The Mirage, or Fata Morgana, is a very curious but sufficiently common phenomena, and in the Asiatic and African plains it is frequently observed. When the weather is calm and the ground hot, the Egyptian landscape appears like a lake, and the houses look like islands in the midst of a widely-spreading expanse of water. This causes the mirage, which is the result of evaporation, while the different temperatures of the air strata cause an unequal reflection and refraction of light, which give rise to the mirage. Travellers are frequently deceived, but the camels will not quicken their usual pace until they scent water.

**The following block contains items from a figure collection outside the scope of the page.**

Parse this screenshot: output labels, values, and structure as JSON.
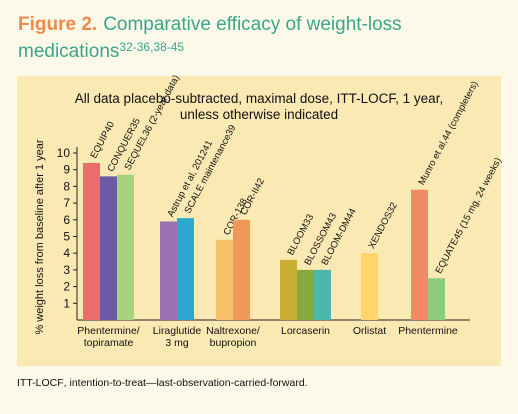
{
  "figure": {
    "label": "Figure 2.",
    "title": "Comparative efficacy of weight-loss medications",
    "refs": "32-36,38-45"
  },
  "chart_data": {
    "type": "bar",
    "subtitle_line1": "All data placebo-subtracted, maximal dose, ITT-LOCF, 1 year,",
    "subtitle_line2": "unless otherwise indicated",
    "ylabel": "% weight loss from baseline after 1 year",
    "ylim": [
      0,
      10
    ],
    "yticks": [
      1,
      2,
      3,
      4,
      5,
      6,
      7,
      8,
      9,
      10
    ],
    "groups": [
      {
        "name": [
          "Phentermine/",
          "topiramate"
        ],
        "bars": [
          {
            "label": "EQUIP40",
            "value": 9.4,
            "color": "#ec6b6b"
          },
          {
            "label": "CONQUER35",
            "value": 8.6,
            "color": "#6b5aa6"
          },
          {
            "label": "SEQUEL36 (2-year data)",
            "value": 8.7,
            "color": "#a7d27e"
          }
        ]
      },
      {
        "name": [
          "Liraglutide",
          "3 mg"
        ],
        "bars": [
          {
            "label": "Astrup et al, 201241",
            "value": 5.9,
            "color": "#9a72b4"
          },
          {
            "label": "SCALE maintenance39",
            "value": 6.1,
            "color": "#2ba7cf"
          }
        ]
      },
      {
        "name": [
          "Naltrexone/",
          "bupropion"
        ],
        "bars": [
          {
            "label": "COR-138",
            "value": 4.8,
            "color": "#f6c16a"
          },
          {
            "label": "COR-II42",
            "value": 6.0,
            "color": "#f0975a"
          }
        ]
      },
      {
        "name": [
          "Lorcaserin"
        ],
        "bars": [
          {
            "label": "BLOOM33",
            "value": 3.6,
            "color": "#c9b034"
          },
          {
            "label": "BLOSSOM43",
            "value": 3.0,
            "color": "#87a83a"
          },
          {
            "label": "BLOOM-DM44",
            "value": 3.0,
            "color": "#4db8a9"
          }
        ]
      },
      {
        "name": [
          "Orlistat"
        ],
        "bars": [
          {
            "label": "XENDOS32",
            "value": 4.0,
            "color": "#ffd56b"
          }
        ]
      },
      {
        "name": [
          "Phentermine"
        ],
        "bars": [
          {
            "label": "Munro et al,44 (completers)",
            "value": 7.8,
            "color": "#f08a65"
          },
          {
            "label": "EQUATE45 (15 mg, 24 weeks)",
            "value": 2.5,
            "color": "#8dcc7c"
          }
        ]
      }
    ]
  },
  "footnote": {
    "abbr": "ITT-LOCF",
    "text": ", intention-to-treat—last-observation-carried-forward."
  }
}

The Fata Morgana and the inverted images of ships seen at sea are not uncommon on European coasts. Between Sicily and Italy this effect is seen in the Sea of Reggio with fine effect. Palaces, towers, fertile plains, with cattle grazing on them, are seen, with many other terrestrial objects, upon the sea—the palaces of the Fairy Morgana. The inverted images of ships are frequently perceived as shown in the illustration (fig. 729), and many most extraordinary but perfectly authentic tales have been related concerning the reflection and refraction of persons and objects in the sky and on land, when no human beings nor any of the actual objects were within the range of vision.

It will be well to explain this phenomenon, and the diagrams will materially assist us in so doing, for the appearances are certainly startling when realized for the first time. The Spectre of the Brocken we see mimics our movements, and we can understand it. But when apparently solid buildings appear where no buildings have been erected,—when we see—as has been perceived—soldiers riding across a mountain by a path, or ledge, perfectly inaccessible to human beings even on foot, we hesitate, and think there is something uncanny in the sight. Let us now endeavour to explain the mirage.

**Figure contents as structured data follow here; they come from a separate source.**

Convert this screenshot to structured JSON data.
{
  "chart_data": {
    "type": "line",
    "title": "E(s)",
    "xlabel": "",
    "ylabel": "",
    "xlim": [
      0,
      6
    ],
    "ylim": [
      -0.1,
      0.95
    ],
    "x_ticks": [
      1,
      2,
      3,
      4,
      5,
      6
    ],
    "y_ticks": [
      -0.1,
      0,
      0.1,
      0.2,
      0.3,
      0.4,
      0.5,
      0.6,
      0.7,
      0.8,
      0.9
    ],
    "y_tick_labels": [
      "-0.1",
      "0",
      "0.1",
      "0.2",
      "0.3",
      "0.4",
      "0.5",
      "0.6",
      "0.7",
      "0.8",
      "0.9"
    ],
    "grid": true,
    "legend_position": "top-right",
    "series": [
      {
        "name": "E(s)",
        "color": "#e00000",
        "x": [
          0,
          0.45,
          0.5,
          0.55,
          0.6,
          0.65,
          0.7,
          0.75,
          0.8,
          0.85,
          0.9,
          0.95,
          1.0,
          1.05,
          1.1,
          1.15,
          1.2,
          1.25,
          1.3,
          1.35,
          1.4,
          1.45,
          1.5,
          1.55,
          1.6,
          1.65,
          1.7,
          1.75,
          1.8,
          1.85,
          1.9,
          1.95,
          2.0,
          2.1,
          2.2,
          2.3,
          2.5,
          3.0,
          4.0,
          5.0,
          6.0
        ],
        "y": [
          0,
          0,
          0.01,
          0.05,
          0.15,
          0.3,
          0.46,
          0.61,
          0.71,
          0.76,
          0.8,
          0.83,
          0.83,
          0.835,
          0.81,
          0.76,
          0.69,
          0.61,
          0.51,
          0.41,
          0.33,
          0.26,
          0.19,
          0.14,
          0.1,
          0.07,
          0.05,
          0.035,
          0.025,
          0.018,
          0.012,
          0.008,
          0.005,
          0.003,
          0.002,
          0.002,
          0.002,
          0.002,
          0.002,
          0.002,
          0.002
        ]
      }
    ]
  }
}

Suppose that in the annexed diagram the space enclosed between the letters A, B, C, D, be a glass vessel full of water. The ship is below the horizon, the eye being situated at E—the glass vessel of course representing the atmosphere charged with moisture. The eye at E will perceive the top of the mast of the ship, S, and we may imagine a line drawn from E to S. Then put a (short focus) convex lens at a just above this (imaginary) line, and a concave one, b, just over it. Through the former an inverted ship will be seen, and an erect one through the latter at S' and S respectively. We now have the effect in the air just as reproduced in nature by the difference in temperature in air strata, which cause it to act like a concave lens when the density of the water diminishes towards the centre, and like a convex lens when it is increased.

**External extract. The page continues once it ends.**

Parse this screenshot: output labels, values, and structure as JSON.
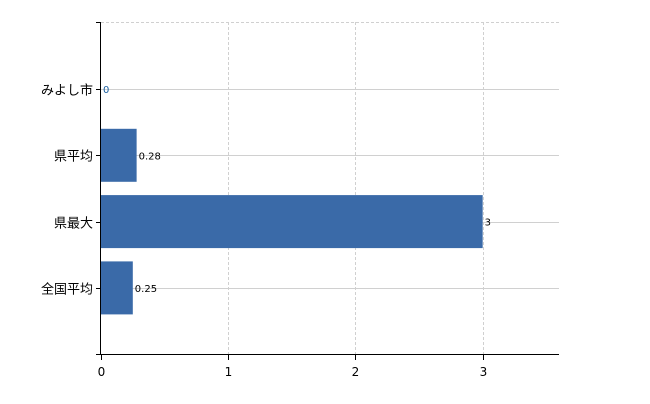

Fig. 730.—Explanation of Mirage.

This can be proved by heating the air (by hot irons) above the glass vessel filled with oil, and the effects will be just the same as through the lenses. Dr. Wollaston obtained the mirage by using a clear syrup,—about one-third of the vessel full,—and filling it with water. The gradual mingling of these fluids will produce the phenomenon. The illustration in the margin (fig. 731) shows us the rays proceeding from the ship’s hull, and refracted into the line reaching the eye, above the line proceeding from the mast, so the ship appears hull uppermost; the rays cross at x. But if they did not cross before they reach the eye, the image would appear as at in an erect position.

Fig. 731.—The Mirage.

The Spectre of the Brocken arises from a different cause. Such appearances are only shadows,—projected on thin clouds or dense vapours at sunrise, or when the sun’s rays are directed horizontally,—for of course vertical rays will throw the shadow on the ground on to the zenith. Balloons are also reflected thus, and much interest has been caused by the appearance of a twin balloon, until the aerial voyagers have discovered the cheat by seeing the shadowy aeronaut imitating their actions, and the second balloon has been discovered to be an airy nothing.